Jose Gatell presented data from an elegant study focused on virologically suppressed individuals with high cardiovascular risk. They were aged 50 years or older and had Framingham cardiovascular risk greater than or equal to 10 percent. They switched from PI/r-based to dolutegravir-based regimen and showed non-inferior virologic efficacy with improvements in lipid profile at wk48. Other outcomes from this ongoing trial are awaited.
Laura Ciaffi showed data from a switching study. After viral suppression with second-line PI/r+NRTIs, maintenance with PI/r+lamivudine showed virologic efficacy at wk 96 despite the presence of the M184V mutation. This study was conducted in Africa. This is an example of the increasing number of dual therapy studies presented at IAS this year.

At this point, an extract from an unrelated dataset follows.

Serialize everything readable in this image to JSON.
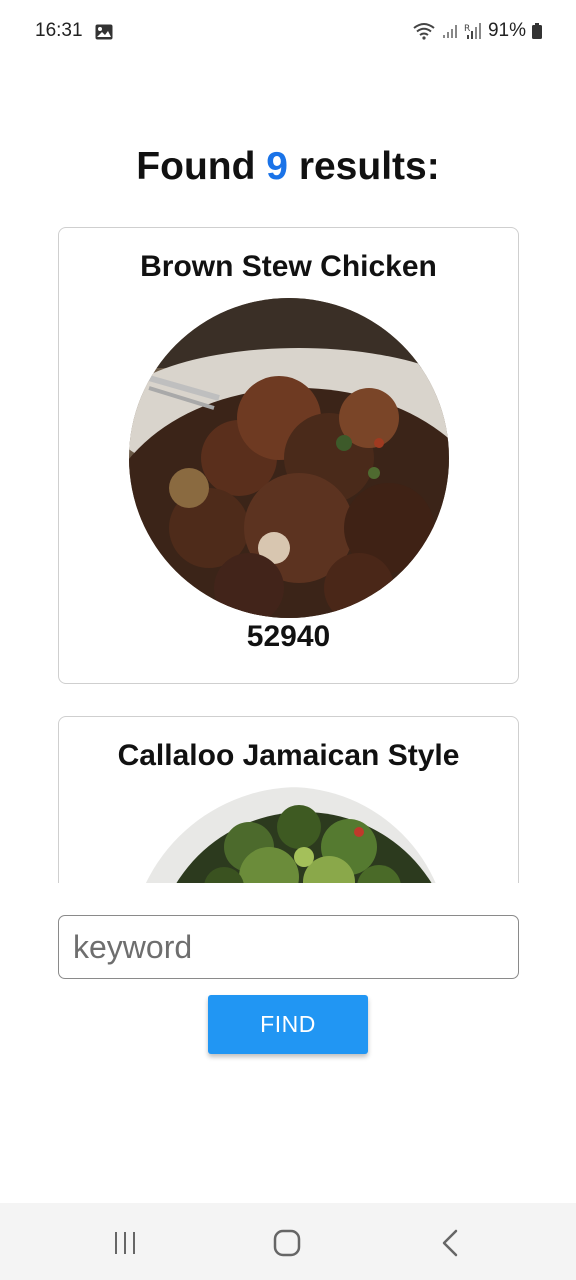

Kathleen Squires presented data comparing a fixed dose combination of doravirine/lamivudine/TDF to efavirenz/emtricitabine/TDF in treatment-naïve adults with HIV-1 infection. It showed non-inferiority at week 48 regardless of the baseline HIV RNA. Doravirine also showed superior neuropsychiatric and lipid profile in these results of the Phase 3 DRIVE-AHEAD study. A useful extension of this study would be a co-formulation of doravirine with FTC/TAF to reduce the renal and bone effects well known with TDF.
Micheal Aboud presented week 24 interim data from the DAWNING study. This looked at individuals with first-line NNRTI-based regimen failure. The superior efficacy of dolutegravir (DTG) plus 2 nucleoside reverse transcriptase inhibitors (NRTIs) compared with lopinavir/ritonavir (LPV/RTV) plus 2 NRTIs in second-line treatment was demonstrated.
Finally, Trevor Crowell presented data from a study using one of the newer approaches to HIV treatment, broadly neutralising antibodies. In virologically suppressed individuals who initiated ART during acute HIV infection, VRC01 was well-tolerated. However, VRC01 monotherapy was insufficient to maintain viral suppression. This is an early setback but this will benefit future research in this area. Broadly neutralising antibodies are being used in a growing area of research to assess alternative approaches to therapy besides daily oral therapy. On a more reflective note, another theme from the conference this year was to start treatment as soon as possible to reduce the potential viral reservoir which we know is concentrated in lymphoid tissues. This is likely to enhance prospects of cure or functional cure when future therapies become available.